獺祭 だっさい

 もはやずいぶん前の話で、話のきっかけが思い出せないのだが、「獺祭(だっさい)」という山口県の酒が話題になった。近年(?)ひどく評判の酒で、なんと、我が宮水には「酒は獺祭しか呑まない」「日本酒は獺祭なら呑める」という人がいるから驚く。私には、そこまで特別な酒には思えない。
 ともかく、勤務先のN嬢と「獺祭」の話になった時、私は「ところで、獺祭って意味知ってる?」と聞いてしまった。彼女は知らなかったので、私は若干の講釈をした。「獺祭の獺はカワウソ、祭はまつりという意味だけど、昔から、カワウソは獲った魚を並べる習性があると言われてきた。本当か嘘かは知らない。ただ、その様子が非常にお行儀がいい、更には昔の中国で「礼(天=神に対する謙虚な気持ちを象徴する)」を知っていると理解され、滑稽なことに道徳的評価をされてしまった。だから、中国(儒教世界)ではカワウソでさえ「礼」を知っているのだから、人間はしっかりしなくては・・・みたいな文脈でよく語られる。」
 こんな話のどこが面白いのかよく分からない。ただ、N嬢のツボにはまったらしい。N嬢が何かにつけて、人に「獺祭」の講釈をしているという話が、いろいろなところから聞こえてくるようになった。ただし、だから酒が美味くなったとか不味くなったとかいう話は聞かない。

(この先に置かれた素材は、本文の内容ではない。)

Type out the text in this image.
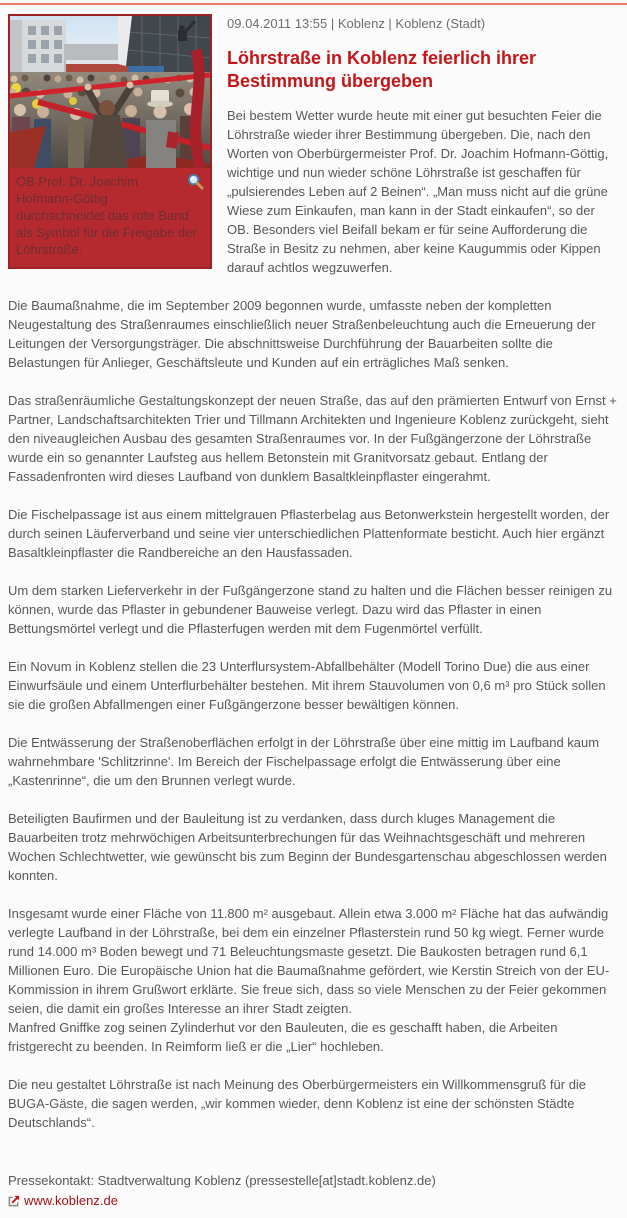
OB Prof. Dr. Joachim Hofmann-Göttig durchschneidet das rote Band als Symbol für die Freigabe der Löhrstraße.
09.04.2011 13:55 | Koblenz | Koblenz (Stadt)
Löhrstraße in Koblenz feierlich ihrer Bestimmung übergeben

Bei bestem Wetter wurde heute mit einer gut besuchten Feier die Löhrstraße wieder ihrer Bestimmung übergeben. Die, nach den Worten von Oberbürgermeister Prof. Dr. Joachim Hofmann-Göttig, wichtige und nun wieder schöne Löhrstraße ist geschaffen für „pulsierendes Leben auf 2 Beinen“. „Man muss nicht auf die grüne Wiese zum Einkaufen, man kann in der Stadt einkaufen“, so der OB. Besonders viel Beifall bekam er für seine Aufforderung die Straße in Besitz zu nehmen, aber keine Kaugummis oder Kippen darauf achtlos wegzuwerfen.

Die Baumaßnahme, die im September 2009 begonnen wurde, umfasste neben der kompletten Neugestaltung des Straßenraumes einschließlich neuer Straßenbeleuchtung auch die Erneuerung der Leitungen der Versorgungsträger. Die abschnittsweise Durchführung der Bauarbeiten sollte die Belastungen für Anlieger, Geschäftsleute und Kunden auf ein erträgliches Maß senken.

Das straßenräumliche Gestaltungskonzept der neuen Straße, das auf den prämierten Entwurf von Ernst + Partner, Landschaftsarchitekten Trier und Tillmann Architekten und Ingenieure Koblenz zurückgeht, sieht den niveaugleichen Ausbau des gesamten Straßenraumes vor. In der Fußgängerzone der Löhrstraße wurde ein so genannter Laufsteg aus hellem Betonstein mit Granitvorsatz gebaut. Entlang der Fassadenfronten wird dieses Laufband von dunklem Basaltkleinpflaster eingerahmt.

Die Fischelpassage ist aus einem mittelgrauen Pflasterbelag aus Betonwerkstein hergestellt worden, der durch seinen Läuferverband und seine vier unterschiedlichen Plattenformate besticht. Auch hier ergänzt Basaltkleinpflaster die Randbereiche an den Hausfassaden.

Um dem starken Lieferverkehr in der Fußgängerzone stand zu halten und die Flächen besser reinigen zu können, wurde das Pflaster in gebundener Bauweise verlegt. Dazu wird das Pflaster in einen Bettungsmörtel verlegt und die Pflasterfugen werden mit dem Fugenmörtel verfüllt.

Ein Novum in Koblenz stellen die 23 Unterflursystem-Abfallbehälter (Modell Torino Due) die aus einer Einwurfsäule und einem Unterflurbehälter bestehen. Mit ihrem Stauvolumen von 0,6 m³ pro Stück sollen sie die großen Abfallmengen einer Fußgängerzone besser bewältigen können.

Die Entwässerung der Straßenoberflächen erfolgt in der Löhrstraße über eine mittig im Laufband kaum wahrnehmbare 'Schlitzrinne'. Im Bereich der Fischelpassage erfolgt die Entwässerung über eine „Kastenrinne“, die um den Brunnen verlegt wurde.

Beteiligten Baufirmen und der Bauleitung ist zu verdanken, dass durch kluges Management die Bauarbeiten trotz mehrwöchigen Arbeitsunterbrechungen für das Weihnachtsgeschäft und mehreren Wochen Schlechtwetter, wie gewünscht bis zum Beginn der Bundesgartenschau abgeschlossen werden konnten.

Insgesamt wurde einer Fläche von 11.800 m² ausgebaut. Allein etwa 3.000 m² Fläche hat das aufwändig verlegte Laufband in der Löhrstraße, bei dem ein einzelner Pflasterstein rund 50 kg wiegt. Ferner wurde rund 14.000 m³ Boden bewegt und 71 Beleuchtungsmaste gesetzt. Die Baukosten betragen rund 6,1 Millionen Euro. Die Europäische Union hat die Baumaßnahme gefördert, wie Kerstin Streich von der EU-Kommission in ihrem Grußwort erklärte. Sie freue sich, dass so viele Menschen zu der Feier gekommen seien, die damit ein großes Interesse an ihrer Stadt zeigten.

Manfred Gniffke zog seinen Zylinderhut vor den Bauleuten, die es geschafft haben, die Arbeiten fristgerecht zu beenden. In Reimform ließ er die „Lier“ hochleben.

Die neu gestaltet Löhrstraße ist nach Meinung des Oberbürgermeisters ein Willkommensgruß für die BUGA-Gäste, die sagen werden, „wir kommen wieder, denn Koblenz ist eine der schönsten Städte Deutschlands“.

Pressekontakt: Stadtverwaltung Koblenz (pressestelle[at]stadt.koblenz.de)

www.koblenz.de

 そうしていたところ、先週土曜日の朝日新聞土曜版「be」に、獺祭の話が載った。「食べテツの女」という小さなコーナーだ。見出しには「かわうそ由来 客を呼べる酒」とある。清酒「獺祭」のラベルに書かれている説明書きが引用されている。なんだ、ラベルに書いてあるんじゃん。私もN嬢も、ラベルをまじめに見ていなかった、というだけだ。
 ともかく、それによれば、「カワウソが捕らえた魚を岸に並べて祭りをするようにみえるところから、詩や文をつくる時、多くの参考資料を広げちらす事をさす」ということだそうだ。前段は私が言ったとおりだが、後段はむしろ逆だ。「礼」を知るどころか、少々だらしがない。学生時代に「儒教」を学んでいた私としては、たいへん意外だ。
 どうしてこんな意味になるのだろう、誰が言い出したのだろう、蔵元の理解だとしたらケシカラン、場合によっては文句の一つも言わねば、と思いながら、とりあえず我が家の『広辞苑』を引いてみた。すると確かに、2番目の意味として、「転じて、詩文を作るときに、多くの参考書をひろげちらかすこと。正岡子規はその居を獺祭書屋と号した」と書いてある。次に『大漢和辞典』だ。するとほぼ同じ意味があって、「作詩文に数多の参考書を座の左右に広げること。詩文を作るのに多く故事を引くこと。」と書いてあって、用例は『談苑』(北宋=11世紀前後に書かれた逸話集)である。そこには「李商隠は文章を書く時に、多くの本を参考にし、左右に並べる習慣があったので、自ら“獺祭魚”と号した」(拙訳)と書いてある。李商隠晩唐(9世紀)の詩人である。正岡子規とは比較にならないくらい古い。明らかに子規はパクリだ。
 ふ〜む、蔵元がかってに書いているわけではなく、それなりに歴史背景があるのだな、と思った。こんなことでも、少し調べてみると面白い。N嬢はますます大喜びだ。
 こんな話をしていたら、その場にK嬢がやって来た。N嬢はさっそく、K嬢に向かって「復習」をしている。K嬢もこの話をひどく気に入ったらしく、目を輝かせて聞いている。話が終わると、「作業」が始まった。インターネットで、カワウソが魚を並べている可愛らしいイラストを探し出し、その横に少し濃いピンクで文字を入れた。ポスターの完成である。入れた文字とは、「獺祭中」。様々な書類を机のまわりに散らかしながら仕事をしている時に、机の前に掲示するのだそうな・・・。へ?そんな掲示出したら、「何それ?」とか、「どういう意味?」とか聞かれて仕事にならんよ・・・。